И пойдет разгуливать вприпляску по всей земле великий раззор. И скажет Егор Кузьмич так, что облакам в далеком небе и тем слышно станет:
«Пригубьте чашу сию, товаришочки; есть в ней и моя слеза». Но сгинули, видать, его единомышленники, либо боялись голову поднять: народ раздавил бы их, как червяков.
И тогда Егор Кузьмич понял, что надо идти туда, где немцы. Там можно дать выход своей ненависти…
«Ну держитесь, товаришочки! Дорого вам станет мое добро, ой, дорого!..»
Гитлеровский генерал фон Вейс встретил Егора Кузьмича с шумной приветливостью:
— Злой на большевиков? О, нам такие люди ошен нужны. Чем больше злой, тем лючше. Будешь старостой.
Ох, и полютовал Егор Кузьмич, залил людской кровью и слезами одинокую тоску свою!
Услыхал он однажды от фон Вейса, что в лесах кружит красная дивизия полковника Чардынцева.
«Это который Чардынцев-то? Степан либо сын-волчишка? Не дай господь встретиться!» — холодея, думал Егор Кузьмич и крестился в суеверном страхе.
Два года пронеслись быстрыми чайками. Не успел Егор Кузьмич приобвыкнуть к своему дворянству, как гитлеровцы покатились на Запад, бросая все на своем пути.
«Счастье вора коротко!» — вспомнились ему предсмертные слова доктора, застреленного Вейсом, и муторно стало на душе Егора Кузьмича.
— Возьмите с собой, погибель мне здесь будет верная, — просил он Вейса.
— Нет. Оставайся. Мы тебе еще найдем работу…
И верно, работу ему нашли. Как-то, спустя два года после окончания войны, к Егору Кузьмичу, торговавшему на базаре в одном из сибирских городов всяким барахлом, подошел пожилой мужчина в длиннополой романовской шубе и черной шапке-ушанке.
Егор Кузьмич приметил, что мужчина долго выбирал зеркальца и держал их так, что в них все время маячило его, Егора Кузьмича, лицо.
«Разглядывает меня…» — подумал он со страхом.
— Кузьмич? — негромко спросил мужчина, не отрывая взгляда от зеркала.
— Чевой-то? — приложив к уху руку, сказал Егор Кузьмич, притворяясь глухим.
Тогда мужчина жестко усмехнулся в седые усы и еще тише спросил:
— Неужто не признаешь?
Брови Егора Кузьмича вздрогнули помимо его воли. Подернув плечами, он громко, нараспев сказал:
— Гражданин… ты… чевой-то… того… мудруешь.

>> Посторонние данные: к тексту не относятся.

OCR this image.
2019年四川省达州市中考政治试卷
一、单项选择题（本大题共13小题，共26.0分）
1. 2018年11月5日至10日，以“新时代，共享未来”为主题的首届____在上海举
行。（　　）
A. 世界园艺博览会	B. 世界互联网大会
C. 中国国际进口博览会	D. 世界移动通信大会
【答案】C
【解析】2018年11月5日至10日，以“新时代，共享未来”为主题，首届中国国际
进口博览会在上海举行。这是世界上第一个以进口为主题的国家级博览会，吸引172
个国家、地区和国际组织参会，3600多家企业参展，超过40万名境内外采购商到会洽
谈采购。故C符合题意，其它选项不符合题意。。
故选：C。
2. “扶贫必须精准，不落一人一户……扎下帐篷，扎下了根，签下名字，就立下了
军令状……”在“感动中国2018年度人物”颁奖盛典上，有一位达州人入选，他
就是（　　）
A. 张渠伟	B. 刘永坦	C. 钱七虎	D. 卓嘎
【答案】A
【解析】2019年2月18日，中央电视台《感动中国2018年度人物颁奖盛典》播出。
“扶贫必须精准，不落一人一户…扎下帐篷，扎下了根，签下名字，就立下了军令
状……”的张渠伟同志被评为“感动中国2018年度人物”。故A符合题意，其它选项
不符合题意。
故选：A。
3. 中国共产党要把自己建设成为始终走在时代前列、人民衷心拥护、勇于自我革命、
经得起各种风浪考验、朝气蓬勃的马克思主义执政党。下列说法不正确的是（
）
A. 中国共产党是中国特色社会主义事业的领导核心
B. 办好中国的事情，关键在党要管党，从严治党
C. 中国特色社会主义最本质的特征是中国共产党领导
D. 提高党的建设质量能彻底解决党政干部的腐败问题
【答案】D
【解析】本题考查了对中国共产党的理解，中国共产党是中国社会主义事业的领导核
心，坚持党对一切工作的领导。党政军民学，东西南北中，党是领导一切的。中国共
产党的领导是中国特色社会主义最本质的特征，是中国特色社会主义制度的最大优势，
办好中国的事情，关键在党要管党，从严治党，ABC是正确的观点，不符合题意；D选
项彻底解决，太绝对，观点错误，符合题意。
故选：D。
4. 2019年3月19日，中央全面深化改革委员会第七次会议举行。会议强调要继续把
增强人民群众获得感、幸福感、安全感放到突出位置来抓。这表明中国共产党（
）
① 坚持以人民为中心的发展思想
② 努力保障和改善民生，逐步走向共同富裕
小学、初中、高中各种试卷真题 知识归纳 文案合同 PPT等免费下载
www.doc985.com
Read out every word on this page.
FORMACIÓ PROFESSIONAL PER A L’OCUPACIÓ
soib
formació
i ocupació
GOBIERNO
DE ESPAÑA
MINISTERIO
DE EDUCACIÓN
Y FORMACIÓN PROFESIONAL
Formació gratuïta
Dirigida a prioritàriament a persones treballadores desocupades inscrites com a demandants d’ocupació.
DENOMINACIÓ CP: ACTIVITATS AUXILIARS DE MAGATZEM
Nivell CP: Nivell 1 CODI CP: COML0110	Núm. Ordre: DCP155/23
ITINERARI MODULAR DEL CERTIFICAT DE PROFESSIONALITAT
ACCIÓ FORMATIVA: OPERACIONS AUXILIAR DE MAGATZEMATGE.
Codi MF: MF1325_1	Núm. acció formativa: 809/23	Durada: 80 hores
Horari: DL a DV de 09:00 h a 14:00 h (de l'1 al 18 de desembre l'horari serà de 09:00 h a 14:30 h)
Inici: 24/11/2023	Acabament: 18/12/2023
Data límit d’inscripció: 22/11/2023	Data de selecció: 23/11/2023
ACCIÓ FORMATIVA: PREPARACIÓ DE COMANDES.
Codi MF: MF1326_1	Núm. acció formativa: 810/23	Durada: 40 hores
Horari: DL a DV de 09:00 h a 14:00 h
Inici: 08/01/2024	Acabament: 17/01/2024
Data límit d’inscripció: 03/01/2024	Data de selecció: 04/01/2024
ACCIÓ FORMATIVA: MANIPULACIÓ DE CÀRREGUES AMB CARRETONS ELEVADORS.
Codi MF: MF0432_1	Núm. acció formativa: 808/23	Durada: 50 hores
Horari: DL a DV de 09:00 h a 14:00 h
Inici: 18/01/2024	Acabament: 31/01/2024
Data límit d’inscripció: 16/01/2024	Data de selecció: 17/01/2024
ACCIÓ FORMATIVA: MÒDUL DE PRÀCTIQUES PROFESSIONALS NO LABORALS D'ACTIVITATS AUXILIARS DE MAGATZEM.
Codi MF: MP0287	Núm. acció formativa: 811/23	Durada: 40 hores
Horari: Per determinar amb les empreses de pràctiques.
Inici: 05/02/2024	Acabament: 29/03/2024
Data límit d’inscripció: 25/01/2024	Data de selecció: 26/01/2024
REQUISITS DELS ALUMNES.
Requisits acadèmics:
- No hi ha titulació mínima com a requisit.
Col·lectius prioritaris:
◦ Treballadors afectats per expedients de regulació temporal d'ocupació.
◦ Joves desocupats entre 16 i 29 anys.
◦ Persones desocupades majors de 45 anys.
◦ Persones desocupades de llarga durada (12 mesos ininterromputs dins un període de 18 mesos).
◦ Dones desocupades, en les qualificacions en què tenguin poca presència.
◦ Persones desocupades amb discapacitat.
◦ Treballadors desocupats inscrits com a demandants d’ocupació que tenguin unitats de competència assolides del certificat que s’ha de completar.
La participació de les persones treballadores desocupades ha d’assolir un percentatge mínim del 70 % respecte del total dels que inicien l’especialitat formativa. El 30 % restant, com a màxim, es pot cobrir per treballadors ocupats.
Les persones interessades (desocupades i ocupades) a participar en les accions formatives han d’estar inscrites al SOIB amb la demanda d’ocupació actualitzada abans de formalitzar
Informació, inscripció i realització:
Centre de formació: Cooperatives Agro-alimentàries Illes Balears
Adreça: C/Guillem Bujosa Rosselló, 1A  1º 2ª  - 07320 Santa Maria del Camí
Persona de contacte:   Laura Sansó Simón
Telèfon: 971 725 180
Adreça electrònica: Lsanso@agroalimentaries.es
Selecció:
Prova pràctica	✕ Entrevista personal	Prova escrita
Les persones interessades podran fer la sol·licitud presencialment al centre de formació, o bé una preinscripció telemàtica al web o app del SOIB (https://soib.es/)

Мужчина обернулся, к лотку приблизилась какая-то девушка в коротенькой шубке и белом платке. Она окинула рассеянным взглядом разложенные на лотке товары и прошла дальше.
Мужчина поднял глаза, и Егор Кузьмич по темному, с погребным холодком взгляду сразу признал того самого кулачка, что пустил красного петуха на конеферму в уральском селе Заречье.
— Разные мы с тобой люди, Кузьмич… да одной бечевкой накрепко связаны и далеко бечевка та тянется.
Егор Кузьмич молча слушал и стриг глазами по сторонам.
— Придется тебе поехать…
Он назвал город.
«Жизнь человеческая напоминает маятник: взлет и падение, и снова взлет и падение», — философствовал Виктор Васильевич, собирая в чемодан вещи. Когда ему бывало особенно тяжело, он обращался к неоднократно проверенному средству — философии. Это была его «собственная философия», как он любил говорить, она успокаивала его, заставляла глядеть на мир и на свои неудачи с позиции «наблюдателя, находящегося в безопасности».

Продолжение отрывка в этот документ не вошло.